A l’instar des vieilles démocraties, la libre expression de l’ambition politique en Afrique a fait place au phénomène et fait social des partis politiques, avec à la clef le besoin de conquérir et d’exercer le pouvoir d’Etat le plus longtemps possible, tel est d’ailleurs le credo de tout parti politique dans le monde. Pourtant, en Afrique, nous redoutons déjà dans cette démarche légitime des partis politiques la dévitalisation d’une notion fondamentale, celle de la responsabilité du pouvoir ou de la conscience sous-jacente du pouvoir. Car, voyez-vous, le pouvoir pour le pouvoir est une entrave même à l’idéal qui devrait être le fil conducteur de chaque ambition, puis chaque action politique, et cela à tous les niveaux de responsabilité.
En dépit de l’ouverture de l’espace politique pour tous, naviguant à contre-courant de la pensée unique longtemps décriée en Afrique postcoloniale, les aspirations des populations, pourtant cernées par tous les acteurs politiques de la première heure jusqu’à aujourd’hui, n’ont jamais pu être moulées en un programme commun de gouvernance cohérent à travers par exemple, une coalition politique durable ou un parti politique intégrateur.
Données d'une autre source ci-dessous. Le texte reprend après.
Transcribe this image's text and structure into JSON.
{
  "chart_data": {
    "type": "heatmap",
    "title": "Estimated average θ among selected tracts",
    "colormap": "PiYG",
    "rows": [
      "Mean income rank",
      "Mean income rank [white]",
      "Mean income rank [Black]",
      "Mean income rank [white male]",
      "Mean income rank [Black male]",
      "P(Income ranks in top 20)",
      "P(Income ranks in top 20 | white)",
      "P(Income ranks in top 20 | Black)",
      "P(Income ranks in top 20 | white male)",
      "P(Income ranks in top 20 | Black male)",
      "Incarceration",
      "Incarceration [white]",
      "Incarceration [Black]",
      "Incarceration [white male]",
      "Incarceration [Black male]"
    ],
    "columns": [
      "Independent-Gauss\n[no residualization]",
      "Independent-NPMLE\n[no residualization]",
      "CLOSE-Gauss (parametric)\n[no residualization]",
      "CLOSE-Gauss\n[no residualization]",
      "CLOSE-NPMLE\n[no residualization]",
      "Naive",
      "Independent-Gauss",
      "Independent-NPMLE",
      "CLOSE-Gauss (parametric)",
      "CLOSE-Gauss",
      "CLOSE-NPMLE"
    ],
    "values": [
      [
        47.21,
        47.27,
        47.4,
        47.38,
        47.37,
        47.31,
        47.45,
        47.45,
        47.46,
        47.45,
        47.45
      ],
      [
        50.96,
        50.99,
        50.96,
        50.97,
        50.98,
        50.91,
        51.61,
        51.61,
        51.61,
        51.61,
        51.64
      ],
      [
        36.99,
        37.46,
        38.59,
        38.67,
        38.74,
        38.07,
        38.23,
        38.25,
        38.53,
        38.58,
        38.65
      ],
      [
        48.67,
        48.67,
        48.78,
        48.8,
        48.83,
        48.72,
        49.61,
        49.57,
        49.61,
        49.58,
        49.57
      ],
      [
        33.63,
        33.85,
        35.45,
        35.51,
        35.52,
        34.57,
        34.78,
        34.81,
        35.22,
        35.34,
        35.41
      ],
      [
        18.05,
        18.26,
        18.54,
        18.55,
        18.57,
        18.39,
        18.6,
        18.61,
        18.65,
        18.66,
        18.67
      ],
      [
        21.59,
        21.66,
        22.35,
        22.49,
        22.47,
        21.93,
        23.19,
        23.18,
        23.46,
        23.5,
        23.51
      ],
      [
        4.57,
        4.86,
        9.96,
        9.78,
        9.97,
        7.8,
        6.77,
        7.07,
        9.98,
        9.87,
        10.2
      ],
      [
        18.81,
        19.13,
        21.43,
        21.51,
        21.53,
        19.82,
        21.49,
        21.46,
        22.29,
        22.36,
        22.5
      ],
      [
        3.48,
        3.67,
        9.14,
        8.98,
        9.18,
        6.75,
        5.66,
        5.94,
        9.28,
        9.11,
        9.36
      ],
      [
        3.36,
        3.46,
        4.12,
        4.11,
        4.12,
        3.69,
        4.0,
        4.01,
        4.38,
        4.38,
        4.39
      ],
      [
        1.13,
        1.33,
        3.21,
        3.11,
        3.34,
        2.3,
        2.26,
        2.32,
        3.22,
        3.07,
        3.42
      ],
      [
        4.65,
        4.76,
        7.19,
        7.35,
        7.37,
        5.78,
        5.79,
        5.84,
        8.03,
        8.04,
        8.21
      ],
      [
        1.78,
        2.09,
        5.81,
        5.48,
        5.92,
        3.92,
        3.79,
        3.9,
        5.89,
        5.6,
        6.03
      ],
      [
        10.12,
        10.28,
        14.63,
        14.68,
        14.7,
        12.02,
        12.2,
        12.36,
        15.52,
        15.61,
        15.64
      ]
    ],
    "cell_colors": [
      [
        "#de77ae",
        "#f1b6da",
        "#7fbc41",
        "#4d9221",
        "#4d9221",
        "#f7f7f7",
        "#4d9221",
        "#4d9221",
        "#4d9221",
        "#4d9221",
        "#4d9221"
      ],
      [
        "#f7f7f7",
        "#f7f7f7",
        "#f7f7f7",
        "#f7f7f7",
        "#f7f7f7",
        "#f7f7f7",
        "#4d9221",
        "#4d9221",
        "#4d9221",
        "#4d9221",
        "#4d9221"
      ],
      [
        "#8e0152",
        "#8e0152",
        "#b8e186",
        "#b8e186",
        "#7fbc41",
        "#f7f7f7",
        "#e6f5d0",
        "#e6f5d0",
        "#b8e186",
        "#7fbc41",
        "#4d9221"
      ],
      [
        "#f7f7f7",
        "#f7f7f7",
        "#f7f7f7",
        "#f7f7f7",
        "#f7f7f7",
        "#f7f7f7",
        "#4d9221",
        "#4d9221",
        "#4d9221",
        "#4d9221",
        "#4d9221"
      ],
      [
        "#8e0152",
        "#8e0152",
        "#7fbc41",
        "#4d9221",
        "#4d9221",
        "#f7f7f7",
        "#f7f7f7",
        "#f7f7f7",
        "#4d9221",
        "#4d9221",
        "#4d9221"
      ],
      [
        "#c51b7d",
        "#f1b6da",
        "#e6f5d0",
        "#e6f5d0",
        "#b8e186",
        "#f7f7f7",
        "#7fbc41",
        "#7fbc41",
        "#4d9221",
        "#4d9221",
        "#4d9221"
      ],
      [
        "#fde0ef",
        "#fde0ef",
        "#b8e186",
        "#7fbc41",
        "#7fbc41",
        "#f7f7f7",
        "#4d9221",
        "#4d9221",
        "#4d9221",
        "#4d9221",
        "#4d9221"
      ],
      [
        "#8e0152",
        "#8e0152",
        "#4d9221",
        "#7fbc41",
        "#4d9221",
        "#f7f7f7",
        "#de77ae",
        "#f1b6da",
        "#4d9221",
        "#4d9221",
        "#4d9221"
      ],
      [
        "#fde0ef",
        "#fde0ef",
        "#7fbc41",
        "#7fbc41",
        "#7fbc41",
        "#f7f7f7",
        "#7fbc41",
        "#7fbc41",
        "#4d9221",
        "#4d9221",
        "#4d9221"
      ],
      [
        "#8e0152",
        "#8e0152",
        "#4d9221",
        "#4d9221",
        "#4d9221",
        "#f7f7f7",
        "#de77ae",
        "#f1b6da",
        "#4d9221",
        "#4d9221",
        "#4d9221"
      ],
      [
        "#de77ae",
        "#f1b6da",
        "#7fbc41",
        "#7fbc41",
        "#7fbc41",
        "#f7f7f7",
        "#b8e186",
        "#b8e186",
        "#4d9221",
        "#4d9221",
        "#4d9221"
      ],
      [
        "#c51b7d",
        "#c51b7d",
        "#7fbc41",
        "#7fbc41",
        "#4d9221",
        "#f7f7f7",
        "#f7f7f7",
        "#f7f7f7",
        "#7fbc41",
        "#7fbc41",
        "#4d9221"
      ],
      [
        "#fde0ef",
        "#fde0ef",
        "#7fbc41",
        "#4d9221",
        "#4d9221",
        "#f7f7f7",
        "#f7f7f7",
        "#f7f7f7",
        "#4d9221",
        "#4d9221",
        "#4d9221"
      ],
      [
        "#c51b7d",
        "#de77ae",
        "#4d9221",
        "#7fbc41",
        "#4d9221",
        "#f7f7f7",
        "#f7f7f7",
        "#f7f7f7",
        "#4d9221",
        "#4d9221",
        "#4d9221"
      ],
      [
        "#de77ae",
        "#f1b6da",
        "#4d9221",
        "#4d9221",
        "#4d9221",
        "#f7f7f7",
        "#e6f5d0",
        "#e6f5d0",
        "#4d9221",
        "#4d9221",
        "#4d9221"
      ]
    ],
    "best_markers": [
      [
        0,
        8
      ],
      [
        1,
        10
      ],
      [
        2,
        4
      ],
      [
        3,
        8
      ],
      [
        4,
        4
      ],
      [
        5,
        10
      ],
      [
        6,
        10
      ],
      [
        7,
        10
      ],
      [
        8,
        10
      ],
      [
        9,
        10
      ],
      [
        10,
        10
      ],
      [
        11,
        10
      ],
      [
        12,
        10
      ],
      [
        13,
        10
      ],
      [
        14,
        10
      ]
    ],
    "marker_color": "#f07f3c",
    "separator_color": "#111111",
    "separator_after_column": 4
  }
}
C’est cela, la fragilité de l’esprit des partis dans nos pays.
Au sens de notre réflexion à brûle-pourpoint, la cause de cette fragilité à la fois psychologique et institutionnelle est due à une méconnaissance flagrante des acteurs sociopolitiques de l’idéal noble qui surplombe toute action ou toute ambition politique car, « science sans conscience n’est que ruine de l’âme » (Rabelais, 1533).
En Afrique centrale, plus particulièrement en République Démocratique du Congo (RDC), seul le Mouvement Populaire pour la Révolution (MPR) du Maréchal MOBUTU a su, sous la corde sensible de l’identité nationale zaïroise, fédérer les premières années de son existence, les aspirations profondes et plurielles de ses populations autour d’une vision et d’une gouvernance commune, à travers un parti unique qui deviendra plus tard inique, nous le concédons volontiers.
Depuis la consécration et l’effectivité du pluralisme politique en RDC, il est dénombré à ce jour, plus de 400 partis politiques. Malgré ce nombre impressionnant, sinon pléthorique à l’échelle nationale, la maturité politique des populations tarde toujours à se concrétiser lorsque la qualité des débats est scrutée, ainsi que les motivations de vote des uns et des autres.
Le jeu électoral étant compulsivement ouvert à tous, a fait place à une génération spontanée en politique qui n’a pas d’autre reflexe que de suivre sans conviction mais avec contrainte sociale, matérielle ou financière, soit de s’opposer radicalement à toute dialectique constructive qui, justement, fait le jeu démocratique.
Depuis 2006, l’année où les premières élections générales ont été organisées après le règne dictatorial de MOBOTU et de son tombeur Laurent-Désiré KABILA, les alliances politiques se font et se défont pour des raisons autres que celles visant à apporter des solutions salutaires aux populations qui se muent dans un attentisme messianique, alternant avec un puissant sentiment de ras-le-bol généralisé propice à l’intégrisme et tout autre « isme » discriminatoire.
La question qui vaille la peine d’être posée est celle de savoir : « quel est le crédit à accorder au pluralisme politique en Afrique et son incidence sur les véritables aspirations au bien-être de ses populations ? »
D’entrée de jeu, aucun crédit ne peut être accordé au pluralisme politique, c’est une grande idée qui ne trouve pas encore son contenu à l’instar de la démocratique que chaque pouvoir aimerait décréter à son arrivée aux affaires. Nous pensons, avec beaucoup d’optimisme, que les solutions au mieux-être des Congolais, en l’occurrence, sont ailleurs que dans les salons huppés du débat politique stérile, agrémenté par des partis politiques de plus en plus individualisés et sectaires, à l’effigie de leurs mentors autoproclamés et auto-investis sans débat ni contradicteur.
Toutefois, nous ne sommes nullement surpris de voir une majorité parlementaire devenir à mi-mandat une minorité en voie de disparition, car les mêmes causes produisent les mêmes effets, que dire… rien n’est séparé de rien !
Tel un prince moyenâgeux, celui qui a l’effectivité du pouvoir en Afrique est à même de réécrire l’histoire politique de son pays à travers une ordonnance, une loi, et cætera. Mais, même dans ce cas de figure, l’incidence positive sur ce que l’on peut appeler « le panier de la ménagère » n’est pas forcément au rendez-vous, puisque le problème est ailleurs. Voilà, l’essence même de notre réflexion, parfois idéaliste, mais pas du tout rêveuse.